KUNINGAN - Sudah jadi stereotip umum memang, jika kaum milenial 'ogah' menjadi petani. Namun tidak semua, hal ini nyata dibuktikan oleh kelompok petani muda milenial Kuningan yang dikenal sebagai 'Sirung Waluh'.
Sirung Waluh merupakan kelompok usaha yang bergerak di bidang budidaya (agro produksi) Labu Madu (Cucurbita Honeynut). Dirintis oleh 3 orang muda-mudi asli Kuningan, Didi Kurniasandi, Dede Chaerul, dan Titin Sintia.
Mengusung konsep GAP (Good Agricultural Practices) dan Pertanian Berkelanjutan, Sirung Waluh pun saat ini tengah membudidayakan Labu Madu di lahan seluas +- 1.000 m2, di Jl RE Martadinata, Cijoho, Kecamatan Kuningan, dekat bundaran.
Labu Madu sendiri menurut Didi (sapaan akrab) merupakan hasil persilangan antara labu biasa/lokal (Cucurbita Maxima), dengan labu Amerika (Cucurbita Moschata), dan masih tergolong budidaya baru di Indonesia, apalagi di Kuningan.
"Jika di luar negeri Labu Madu ini sudah lebih dulu booming dan cukup terkenal, bahkan pernah beberapa waktu lalu ada permintaan ekspor dari Indonesia ke luar negeri, biasanya ke Qatar" ungkap Didi.
Labu Madu disebutkan memiliki banyak keunggulan dibanding dengan labu biasa, seperti rasanya yang lebih manis (cenderung manis madu), bertekstur lebih pulen, dan juga punya banyak khasiat seperti yang dijelaskan USDA National Nutrient Data Base, dalam 100 gram Labu Madu, banyak mengandung vitamin A, C, E.
Kemudian karbohidrat, protein, kalium, kalsium, folat yang bisa bermanfaat untuk anti oksidan, kesehatan mata, mengobati gejala anemia, memperlancar pencernaan, program diet, juga bagus sebagai pendamping ASI.

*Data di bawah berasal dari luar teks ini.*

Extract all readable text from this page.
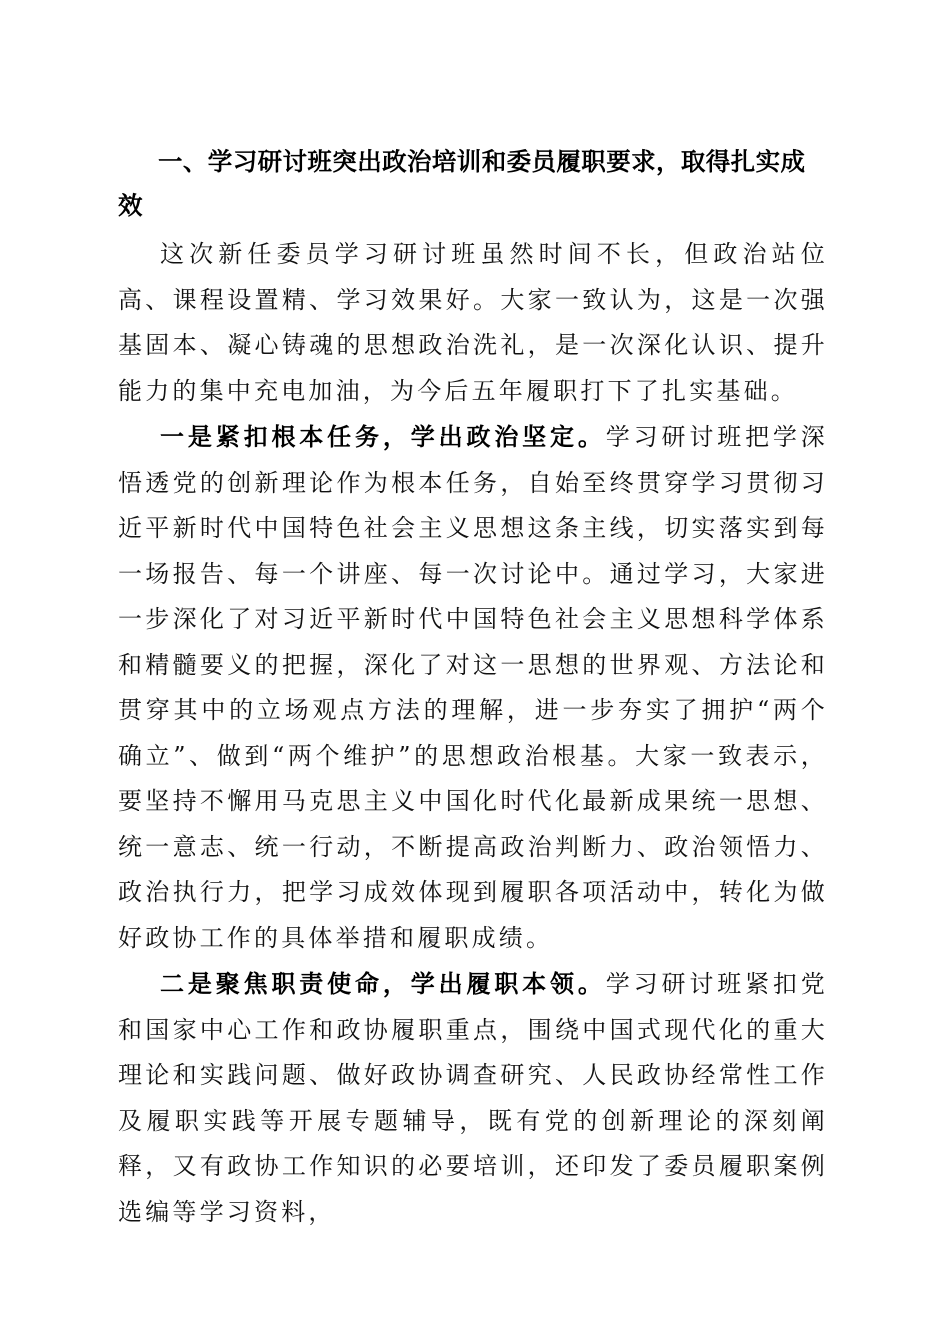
一、学习研讨班突出政治培训和委员履职要求，取得扎实成效

这次新任委员学习研讨班虽然时间不长，但政治站位高、课程设置精、学习效果好。大家一致认为，这是一次强基固本、凝心铸魂的思想政治洗礼，是一次深化认识、提升能力的集中充电加油，为今后五年履职打下了扎实基础。

一是紧扣根本任务，学出政治坚定。学习研讨班把学深悟透党的创新理论作为根本任务，自始至终贯穿学习贯彻习近平新时代中国特色社会主义思想这条主线，切实落实到每一场报告、每一个讲座、每一次讨论中。通过学习，大家进一步深化了对习近平新时代中国特色社会主义思想科学体系和精髓要义的把握，深化了对这一思想的世界观、方法论和贯穿其中的立场观点方法的理解，进一步夯实了拥护“两个确立”、做到“两个维护”的思想政治根基。大家一致表示，要坚持不懈用马克思主义中国化时代化最新成果统一思想、统一意志、统一行动，不断提高政治判断力、政治领悟力、政治执行力，把学习成效体现到履职各项活动中，转化为做好政协工作的具体举措和履职成绩。

二是聚焦职责使命，学出履职本领。学习研讨班紧扣党和国家中心工作和政协履职重点，围绕中国式现代化的重大理论和实践问题、做好政协调查研究、人民政协经常性工作及履职实践等开展专题辅导，既有党的创新理论的深刻阐释，又有政协工作知识的必要培训，还印发了委员履职案例选编等学习资料，
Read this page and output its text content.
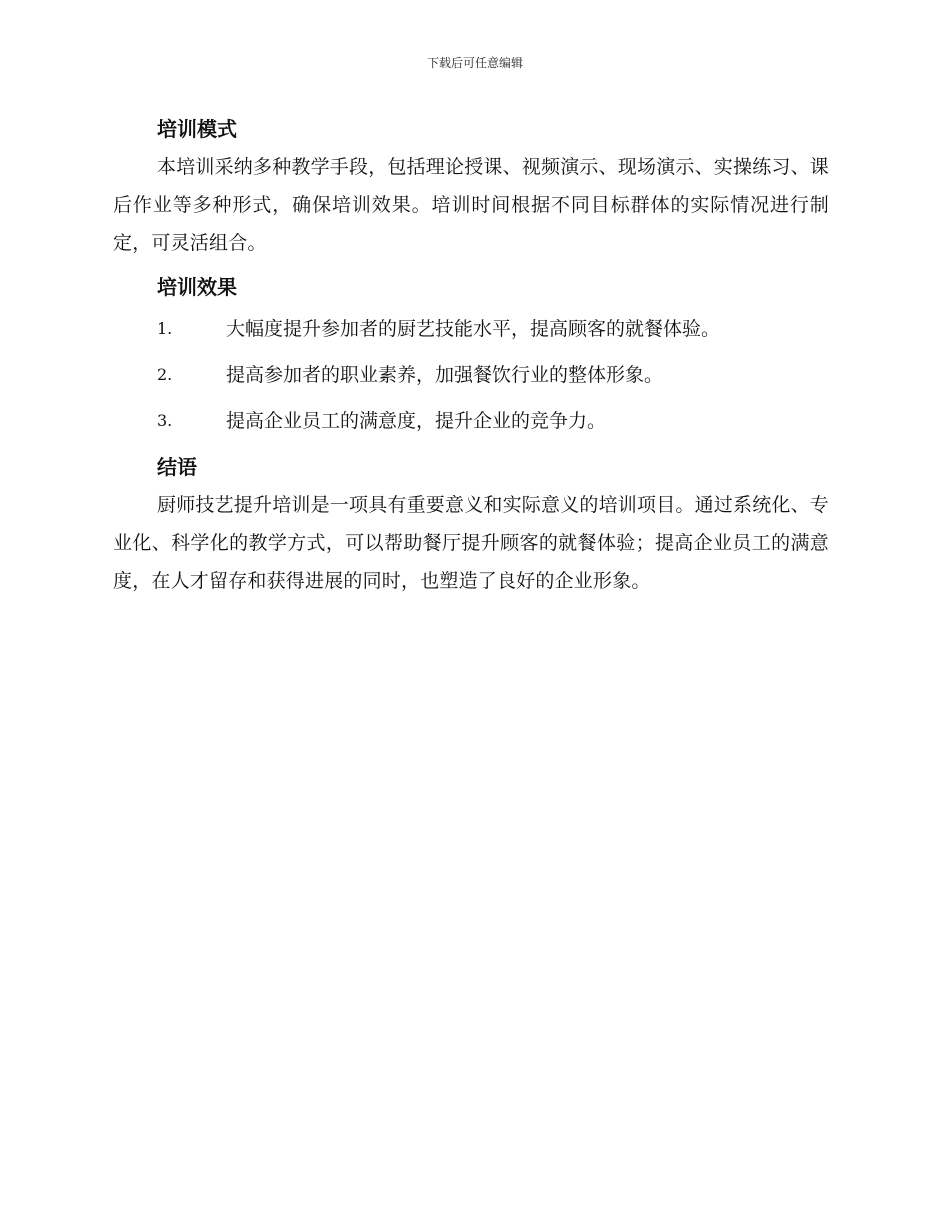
下载后可任意编辑
培训模式

本培训采纳多种教学手段，包括理论授课、视频演示、现场演示、实操练习、课后作业等多种形式，确保培训效果。培训时间根据不同目标群体的实际情况进行制定，可灵活组合。

培训效果
1.	大幅度提升参加者的厨艺技能水平，提高顾客的就餐体验。
2.	提高参加者的职业素养，加强餐饮行业的整体形象。
3.	提高企业员工的满意度，提升企业的竞争力。
结语

厨师技艺提升培训是一项具有重要意义和实际意义的培训项目。通过系统化、专业化、科学化的教学方式，可以帮助餐厅提升顾客的就餐体验；提高企业员工的满意度，在人才留存和获得进展的同时，也塑造了良好的企业形象。
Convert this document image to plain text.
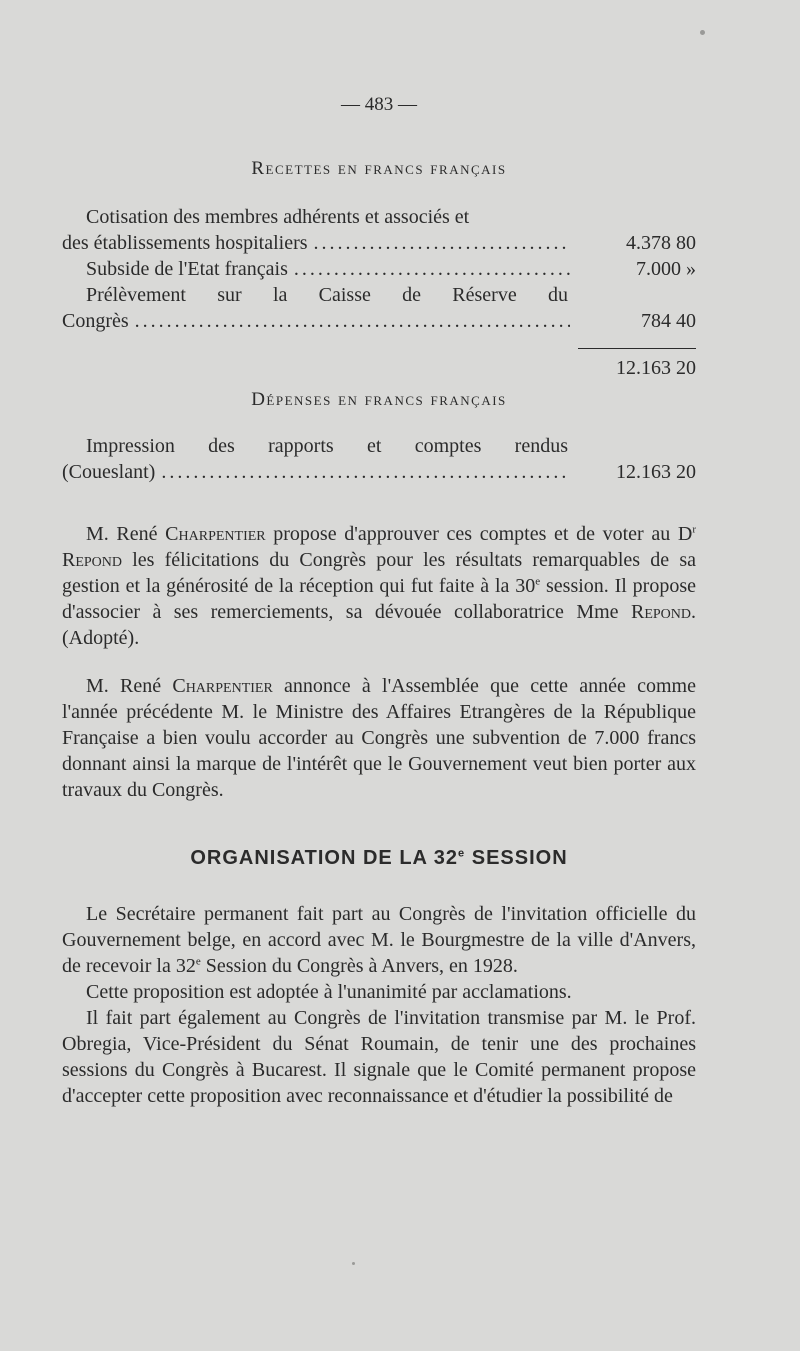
— 483 —
Recettes en francs français
Cotisation des membres adhérents et associés et
des établissements hospitaliers .....	4.378 80
Subside de l'Etat français .....	7.000 »
Prélèvement sur la Caisse de Réserve du
Congrès .....	784 40
12.163 20
Dépenses en francs français
Impression des rapports et comptes rendus
(Coueslant) .....	12.163 20

M. René Charpentier propose d'approuver ces comptes et de voter au $D^r$ Repond les félicitations du Congrès pour les résultats remarquables de sa gestion et la générosité de la réception qui fut faite à la 30e session. Il propose d'associer à ses remerciements, sa dévouée collaboratrice Mme Repond. (Adopté).

M. René Charpentier annonce à l'Assemblée que cette année comme l'année précédente M. le Ministre des Affaires Etrangères de la République Française a bien voulu accorder au Congrès une subvention de 7.000 francs donnant ainsi la marque de l'intérêt que le Gouvernement veut bien porter aux travaux du Congrès.

ORGANISATION DE LA 32e SESSION

Le Secrétaire permanent fait part au Congrès de l'invitation officielle du Gouvernement belge, en accord avec M. le Bourgmestre de la ville d'Anvers, de recevoir la 32e Session du Congrès à Anvers, en 1928.

Cette proposition est adoptée à l'unanimité par acclamations.

Il fait part également au Congrès de l'invitation transmise par M. le Prof. Obregia, Vice-Président du Sénat Roumain, de tenir une des prochaines sessions du Congrès à Bucarest. Il signale que le Comité permanent propose d'accepter cette proposition avec reconnaissance et d'étudier la possibilité de
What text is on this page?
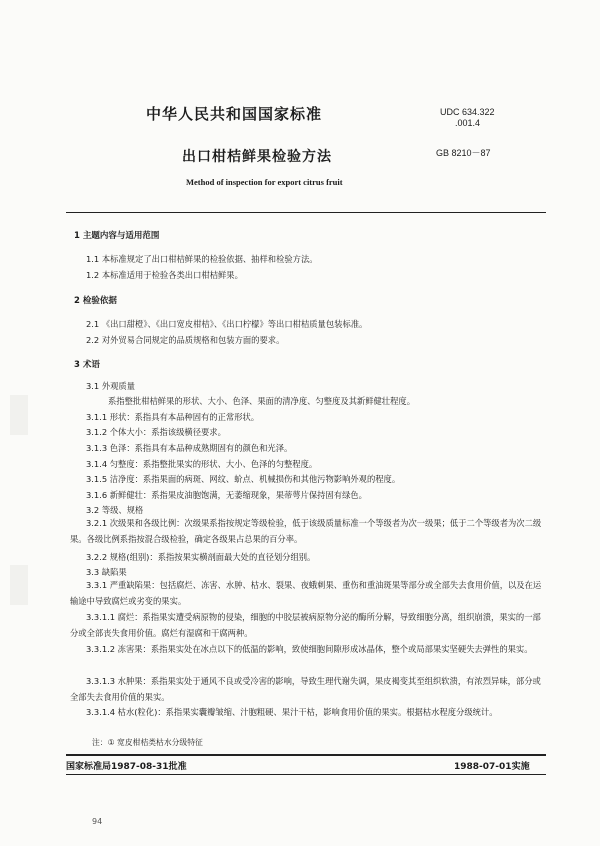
中华人民共和国国家标准	UDC 634.322
.001.4
出口柑桔鲜果检验方法	GB 8210－87
Method of inspection for export citrus fruit
1 主题内容与适用范围
1.1 本标准规定了出口柑桔鲜果的检验依据、抽样和检验方法。
1.2 本标准适用于检验各类出口柑桔鲜果。
2 检验依据
2.1 《出口甜橙》、《出口宽皮柑桔》、《出口柠檬》等出口柑桔质量包装标准。
2.2 对外贸易合同规定的品质规格和包装方面的要求。
3 术语
3.1 外观质量
系指整批柑桔鲜果的形状、大小、色泽、果面的清净度、匀整度及其新鲜健壮程度。
3.1.1 形状：系指具有本品种固有的正常形状。
3.1.2 个体大小：系指该级横径要求。
3.1.3 色泽：系指具有本品种成熟期固有的颜色和光泽。
3.1.4 匀整度：系指整批果实的形状、大小、色泽的匀整程度。
3.1.5 洁净度：系指果面的病斑、网纹、蚧点、机械损伤和其他污物影响外观的程度。
3.1.6 新鲜健壮：系指果皮油胞饱满，无萎缩现象，果蒂萼片保持固有绿色。
3.2 等级、规格
3.2.1 次级果和各级比例：次级果系指按规定等级检验，低于该级质量标准一个等级者为次一级果；低于二个等级者为次二级果。各级比例系指按混合级检验，确定各级果占总果的百分率。
3.2.2 规格(组别)：系指按果实横剖面最大处的直径划分组别。
3.3 缺陷果
3.3.1 严重缺陷果：包括腐烂、冻害、水肿、枯水、裂果、夜蛾刺果、重伤和重油斑果等部分或全部失去食用价值，以及在运输途中导致腐烂或劣变的果实。
3.3.1.1 腐烂：系指果实遭受病原物的侵染，细胞的中胶层被病原物分泌的酶所分解，导致细胞分离，组织崩溃，果实的一部分或全部丧失食用价值。腐烂有湿腐和干腐两种。
3.3.1.2 冻害果：系指果实处在冰点以下的低温的影响，致使细胞间隙形成冰晶体，整个或局部果实坚硬失去弹性的果实。
3.3.1.3 水肿果：系指果实处于通风不良或受冷害的影响，导致生理代谢失调，果皮褐变其至组织软溃，有浓烈异味，部分或全部失去食用价值的果实。
3.3.1.4 枯水(粒化)：系指果实囊瓣皱缩、汁胞粗硬、果汁干枯，影响食用价值的果实。根据枯水程度分级统计。
注：① 宽皮柑桔类枯水分级特征
国家标准局1987-08-31批准	1988-07-01实施
94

"Intinya kita membudidayakan Labu Madu ini karena kebermanfaatannya yang banyak. Juga keuntungan lainnya itu kalau misalnya sudah di panen Labu Madu ini bisa tahan sampai 6 bulan." jelasnya.
Didi yang merupakan inisiator dari Sirung Waluh pun menuturkan bahwa hadirnya Sirung Waluh, ingin juga memberi hal positif bagi pertanian di Kuningan. Dimana Sirung Waluh tidak hanya berfokus pada pertaniannya saja namun juga ke arah lingkungan, serta sosial.
"Misalnya saja di ladang Labu Madu ini kami tidak menggunakan pupuk kimia. Juga dalam hal sosial, kami juga berusaha melakukan pendekatan kepada para petani lain untuk turut mengedukasi dan melakukan kemitraan." ujar Didi, sambil menunjukan ladang labu Sirung Waluh-nya
Sarjana muda, yang baru saja lulus sebagai sarjana terapan pertanian di Polbangtan Bogor ini juga mengajak kepada generasi muda khususnya para milenial di Kabupaten Kuningan, agar dapat memanfaatkan dan memaksimalkan potensi pertanian yang ada.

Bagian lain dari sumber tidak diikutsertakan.